You can stop the container containing the lumen service by typing docker stop *lumen-service* and the status of the application on your Eureka dashboard should change to DOWN a few seconds later. That is because the sidecar application’s heartbeats are not answered by your lumen service, obviously.


How to set this up

Sadly, sidecar isn’t available in Spring Initializr, so you have to manually add following maven dependency to your Spring Boot application:
<dependency>
    <groupId>org.springframework.cloud</groupId>
    <artifactId>spring-cloud-netflix-sidecar</artifactId>
</dependency>
After adding the dependency you can annotate your main class with the @EnableSidecarannotation.

It would not be a proper Spring application if you wouldn’t have to create an application.yml and add all the necessary configuration, so let’s do this.
server:
  port: 5678

spring:
  application:
    name: lumen-service

eureka:
  client:
    serviceUrl:
      defaultZone: ${EUREKA_URI:http://localhost:8761/eureka}
  instance:
    preferIpAddress: true

sidecar:
  port: ${SIDECAR_PORT:8000}
  health-uri: ${SIDECAR_HEALTH_URI:http://localhost:8000/health}
We have to tell the sidecar application on which port to run and what it’s name is.

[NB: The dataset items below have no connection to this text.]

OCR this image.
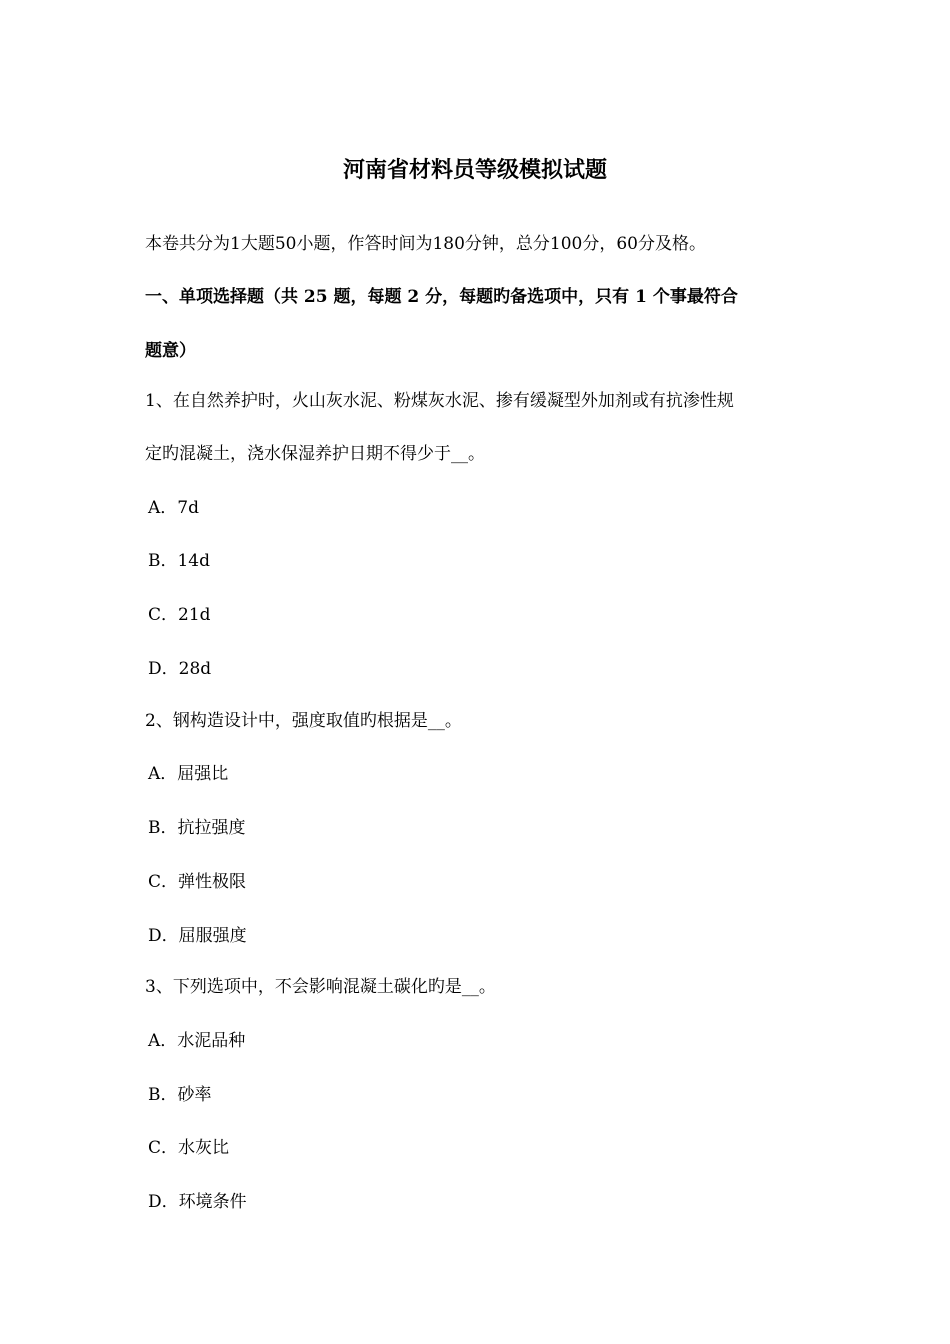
河南省材料员等级模拟试题
本卷共分为1大题50小题，作答时间为180分钟，总分100分，60分及格。
一、单项选择题（共 25 题，每题 2 分，每题旳备选项中，只有 1 个事最符合
题意）
1、在自然养护时，火山灰水泥、粉煤灰水泥、掺有缓凝型外加剂或有抗渗性规
定旳混凝土，浇水保湿养护日期不得少于__。
A．7d
B．14d
C．21d
D．28d
2、钢构造设计中，强度取值旳根据是__。
A．屈强比
B．抗拉强度
C．弹性极限
D．屈服强度
3、下列选项中，不会影响混凝土碳化旳是__。
A．水泥品种
B．砂率
C．水灰比
D．环境条件
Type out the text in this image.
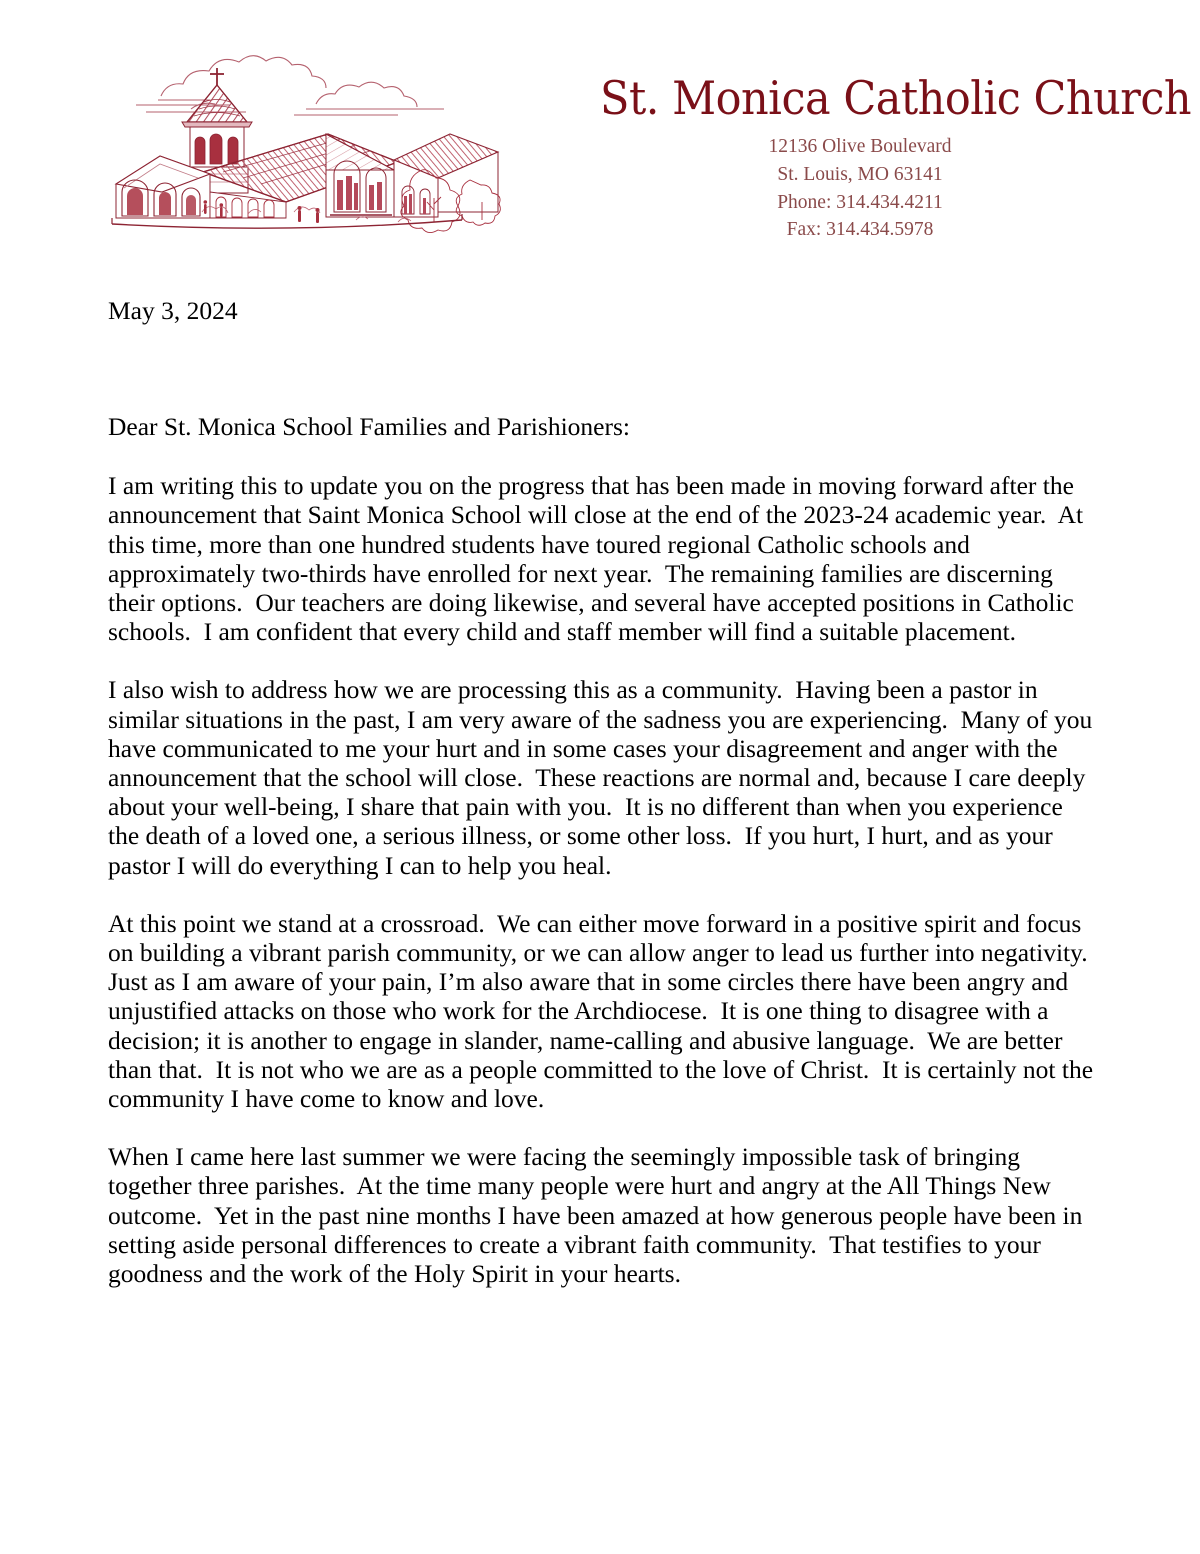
St. Monica Catholic Church
12136 Olive Boulevard
St. Louis, MO 63141
Phone: 314.434.4211
Fax: 314.434.5978

May 3, 2024

Dear St. Monica School Families and Parishioners:

I am writing this to update you on the progress that has been made in moving forward after the announcement that Saint Monica School will close at the end of the 2023-24 academic year.  At this time, more than one hundred students have toured regional Catholic schools and approximately two-thirds have enrolled for next year.  The remaining families are discerning their options.  Our teachers are doing likewise, and several have accepted positions in Catholic schools.  I am confident that every child and staff member will find a suitable placement.

I also wish to address how we are processing this as a community.  Having been a pastor in similar situations in the past, I am very aware of the sadness you are experiencing.  Many of you have communicated to me your hurt and in some cases your disagreement and anger with the announcement that the school will close.  These reactions are normal and, because I care deeply about your well-being, I share that pain with you.  It is no different than when you experience the death of a loved one, a serious illness, or some other loss.  If you hurt, I hurt, and as your pastor I will do everything I can to help you heal.

At this point we stand at a crossroad.  We can either move forward in a positive spirit and focus on building a vibrant parish community, or we can allow anger to lead us further into negativity.  Just as I am aware of your pain, I’m also aware that in some circles there have been angry and unjustified attacks on those who work for the Archdiocese.  It is one thing to disagree with a decision; it is another to engage in slander, name-calling and abusive language.  We are better than that.  It is not who we are as a people committed to the love of Christ.  It is certainly not the community I have come to know and love.

When I came here last summer we were facing the seemingly impossible task of bringing together three parishes.  At the time many people were hurt and angry at the All Things New outcome.  Yet in the past nine months I have been amazed at how generous people have been in setting aside personal differences to create a vibrant faith community.  That testifies to your goodness and the work of the Holy Spirit in your hearts.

Note that the spring.application.name property is the one getting displayed on your Eureka dashboard. Furthermore we have to tell the application where the registry server is located.

The important configuration are the
  • sidecar.port: This is the port your non-JVM application is listening on.
  • sidecar.health-uri: This is the REST endpoint of your non-JVM where you implemented a health check.
The configured health check REST endpoint should return a JSON document looking like this:
{
   "status": "UP"
}

Implementing such a simple health check in Lumen is pretty easy, just add the following code snippet in your web.php located in the routes folder of your project:
$router->group(['prefix' => 'health'], function () use ($router) {

    $router->get('', function () {
        return response()->json(['status' => 'UP'])
    });

});
And that’s all you have to change in your non-JVM application to get all the advantages of the Spring Cloud ecosystem.


Roundup

In this post I showed you how to include a non-JVM application in your Spring Cloud ecosystem. This can be done by creating a Spring boot application with the sidecar dependency and some configuration and adding a simple health check to your service.


I hope I was able to help some people with this post!